Glasgow printers Mary and James McPherson bring their Albion hand-press when they immigrate to New Zealand and are thus able to print Issue 1 of The New Zealander with news of the recent gathering of Māori leaders on “the grounds of Mr Busby’s residence at Waitangi”. Over a century and a half later, one of their descendants, young Matt McPherson, tells the intertwined story of the district and the birth and death of its newspaper.

Kerr has created a miniature social history of New Zealand, with snapshots of the bustling settlement through the decades, embellished with genuine extracts from historic newspapers. Railway lines are built and closed; television comes and the cinema goes. Objects displayed in advertisements are also seen being used by Matt’s forebears. (There are also tiny jokes concealed in Kerr’s carefully crafted pictures: the local bookshop has a nod to John and Ruth McIntyre, while Mary’s tartan shawl can be spotted in every decade.) Various family names recur, so readers can track graduations, weddings and other celebrations. Poignantly, a Great War casualty list also carries bad news. There is a moving conclusion as Matt makes his last delivery, watched over by the spirits of his ancestors.

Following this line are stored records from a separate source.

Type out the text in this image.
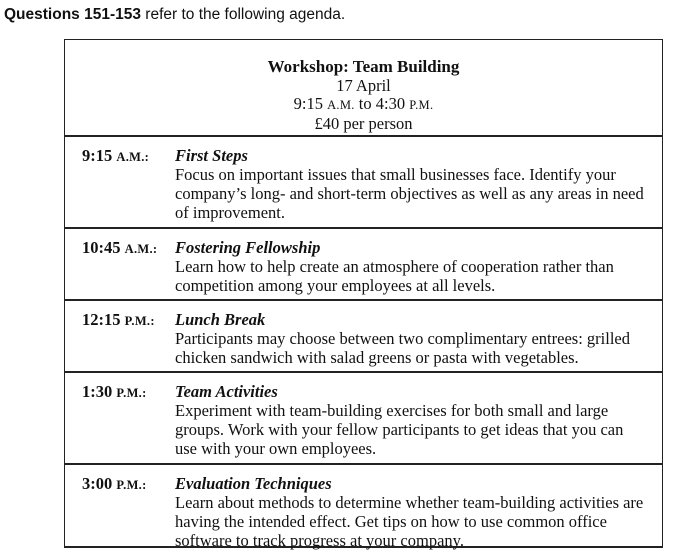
Questions 151-153 refer to the following agenda.
Workshop: Team Building
17 April
9:15 A.M. to 4:30 P.M.
£40 per person
9:15 A.M.:	First Steps
Focus on important issues that small businesses face. Identify your company’s long- and short-term objectives as well as any areas in need of improvement.
10:45 A.M.:	Fostering Fellowship
Learn how to help create an atmosphere of cooperation rather than competition among your employees at all levels.
12:15 P.M.:	Lunch Break
Participants may choose between two complimentary entrees: grilled chicken sandwich with salad greens or pasta with vegetables.
1:30 P.M.:	Team Activities
Experiment with team-building exercises for both small and large groups. Work with your fellow participants to get ideas that you can use with your own employees.
3:00 P.M.:	Evaluation Techniques
Learn about methods to determine whether team-building activities are having the intended effect. Get tips on how to use common office software to track progress at your company.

Changing Times is a fascinating introduction to our press history, and social change. The website ( provides readers with easy links to a range of historical resources. This is a book that children will read of their own free will.

A Bear’s Journey is a disappointing near-miss. Sally Louise Hill has written a long (72-page) account of a family holiday, focused on Teddy Bearson, her grandson’s toy bear. Teddy travels to Queen Charlotte Sound and meets local land and sea creatures there, from the sea eagle to Willy the weka. Dozens of the author’s colour photos are interspersed with her drawings and paintings. Teddy is present in some photos and has been photo-shopped into others, along with butterflies, which are “symbols of Teddy’s excitement.”

The text is poorly written and wordy, with no idea of an intended audience. With a professional editor, proof-reader and designer, this could have been an interesting picture book, instead of a hefty holiday souvenir.

Trevor Agnew is a retired history teacher and teacher-librarian from Christchurch.

Changing Times and First to the Top were among the ten picture books added to the Notable Books listings for 2016, by the Storylines Children’s Literature Trust.